By Samantha Kamman, Christian Post Reporter Friday, April 17, 2026This photograph taken on Jan. 13, 2025, in Toulouse, shows screens displaying the logo of Grok, a generative artificial intelligence chatbot developed by xAI, the American company specializing in artificial intelligence and its founder South African businessman Elon Musk. This photograph taken on Jan. 13, 2025, in Toulouse, shows screens displaying the logo of Grok, a generative artificial intelligence chatbot developed by xAI, the American company specializing in artificial intelligence and its founder South African businessman Elon Musk. | Lionel Bonaventure/AFP via Getty Images

Grok’s child-focused chatbot “Good Rudi” can have graphic conversations about sex with minors, anti-sexual exploitation advocates warn, also stressing that the artificial intelligence platform still allows users to generate sexualized images of real people without their consent.

On Wednesday, the National Center on Sexual Exploitation voiced concern with the bot for children, Good Rudi, available through Grok, the software created by Elon Musk’s company xAI. NCOSE discovered through its research that the bot can tell sexually explicit stories.

An NCOSE researcher who evaluated Grok’s Good Rudi chatbot reported that the conversation began with Rudi offering to tell “a fun childish story.” After some prompting from the researcher, the AI companion reportedly bypassed safety programming to tell a sexually explicit story about a love affair between two young adults.

The bot described “multiple sexual encounters in graphic terms” that were “too graphic to post publicly.”

“Grok must stop giving children access to this chatbot immediately,” Haley McNamara, NCOSE’s executive director and chief strategy officer, said in a statement provided to The Christian Post.

“Grok has no meaningful age verification to prevent minors from accessing any of its chatbots, which have normalized rape, sexual violence, prostitution, and sex trafficking. Grok relies on self-reported birth year, even allowing users to easily change it. Grok continues to fuel sexual exploitation through its intentional design choices that maximize engagement and profit regardless of the human cost.”

xAI did not immediately respond to The Christian Post’s request for comment.

Grok was named on NCOSE’s 2026 Dirty Dozen List of entities the organization claims have enabled or even profited from sexual abuse and exploitation.

In response to public backlash and concerns raised by advocates, Musk’s company promised earlier this year that it had taken measures to prevent users from editing images featuring real people to put them in more revealing clothing, such as a bikini.

But on Tuesday, NBC News released a report on a review finding that people can still use Grok to turn content depicting real people into something sexual. The investigation uncovered dozens of AI-generated sexual images and videos posted publicly on X over the past month.

“Grok’s chatbots normalize sexual imagery, fueling a culture of sexual abuse and exploitation and weaponizing the sexual exploitation of women,” McNamara said. “Grok was named to the 2026 Dirty Dozen List for these reasons, and NBC News further confirms that Grok continues to fuel sexual exploitation.”

In July 2025, NCOSE issued a warning about “Ani,” an AI companion introduced by xAI for its Grok chatbot. The AI companion wears a short, strapless purple dress, fishnet tights, a choker necklace and a black corset cinched around her waist.

As NBC News reported at the time, Ani told users she would make their lives “sexier.” The AI companion could also strip down to her underwear if a user flirted with her enough.

“Not only does this pornified character perpetuate sexual objectification of girls and women, it breeds sexual entitlement by creating female characters who cater to users’ sexual demands,” McNamara said. “X continues to prove it doesn’t take users’ safety seriously, as there is no age verification to prevent children from accessing its ‘NSFW’ [not safe for work] AI chatbot.”

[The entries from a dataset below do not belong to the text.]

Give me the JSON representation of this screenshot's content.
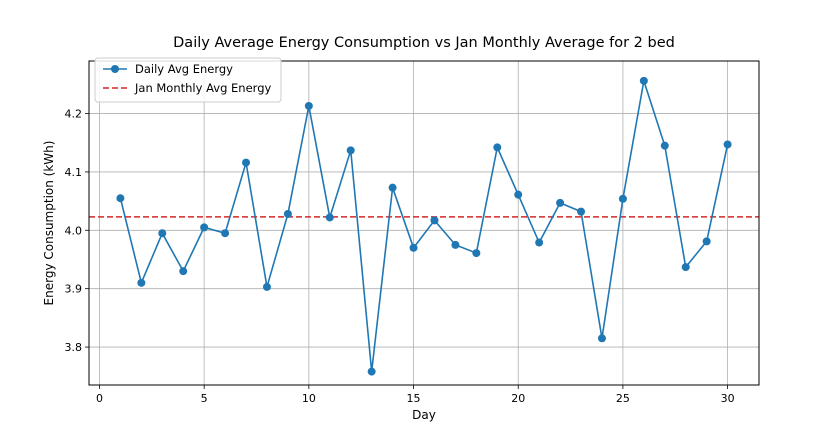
{
  "chart_data": {
    "type": "line",
    "title": "Daily Average Energy Consumption vs Jan Monthly Average for 2 bed",
    "xlabel": "Day",
    "ylabel": "Energy Consumption (kWh)",
    "xlim": [
      -0.5,
      31.5
    ],
    "ylim": [
      3.735,
      4.29
    ],
    "xticks": [
      0,
      5,
      10,
      15,
      20,
      25,
      30
    ],
    "yticks": [
      3.8,
      3.9,
      4.0,
      4.1,
      4.2
    ],
    "grid": true,
    "legend": "top-left",
    "series": [
      {
        "name": "Daily Avg Energy",
        "color": "#1f77b4",
        "marker": "circle",
        "x": [
          1,
          2,
          3,
          4,
          5,
          6,
          7,
          8,
          9,
          10,
          11,
          12,
          13,
          14,
          15,
          16,
          17,
          18,
          19,
          20,
          21,
          22,
          23,
          24,
          25,
          26,
          27,
          28,
          29,
          30
        ],
        "y": [
          4.055,
          3.91,
          3.995,
          3.93,
          4.005,
          3.995,
          4.116,
          3.903,
          4.028,
          4.213,
          4.022,
          4.137,
          3.758,
          4.073,
          3.97,
          4.017,
          3.975,
          3.961,
          4.142,
          4.061,
          3.979,
          4.047,
          4.032,
          3.815,
          4.054,
          4.256,
          4.145,
          3.937,
          3.981,
          4.147
        ]
      }
    ],
    "reference_lines": [
      {
        "name": "Jan Monthly Avg Energy",
        "color": "#d62728",
        "style": "dashed",
        "y": 4.023
      }
    ]
  }
}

“With minimal testing, the Ani character engaged in describing itself as a child and being sexually aroused by being choked, raising concerns about the extent it will go to engaging in and normalizing harmful themes,” she added.

Earlier this year, a woman named Julie Yukari told Reuters that she did not think Grok would comply with users’ requests to alter a photo of her wearing a red dress to make her appear nearly naked.

Yukari said she posted a picture on X that her fiancé had taken of her before midnight on New Year’s Eve. After sharing the photo, the musician received notifications that users were asking Grok to digitally undress her and show her wearing a bikini instead.

Grok complied with users’ requests to create photos depicting the musician half-naked, and the images were subsequently circulated across X, Reuters reported.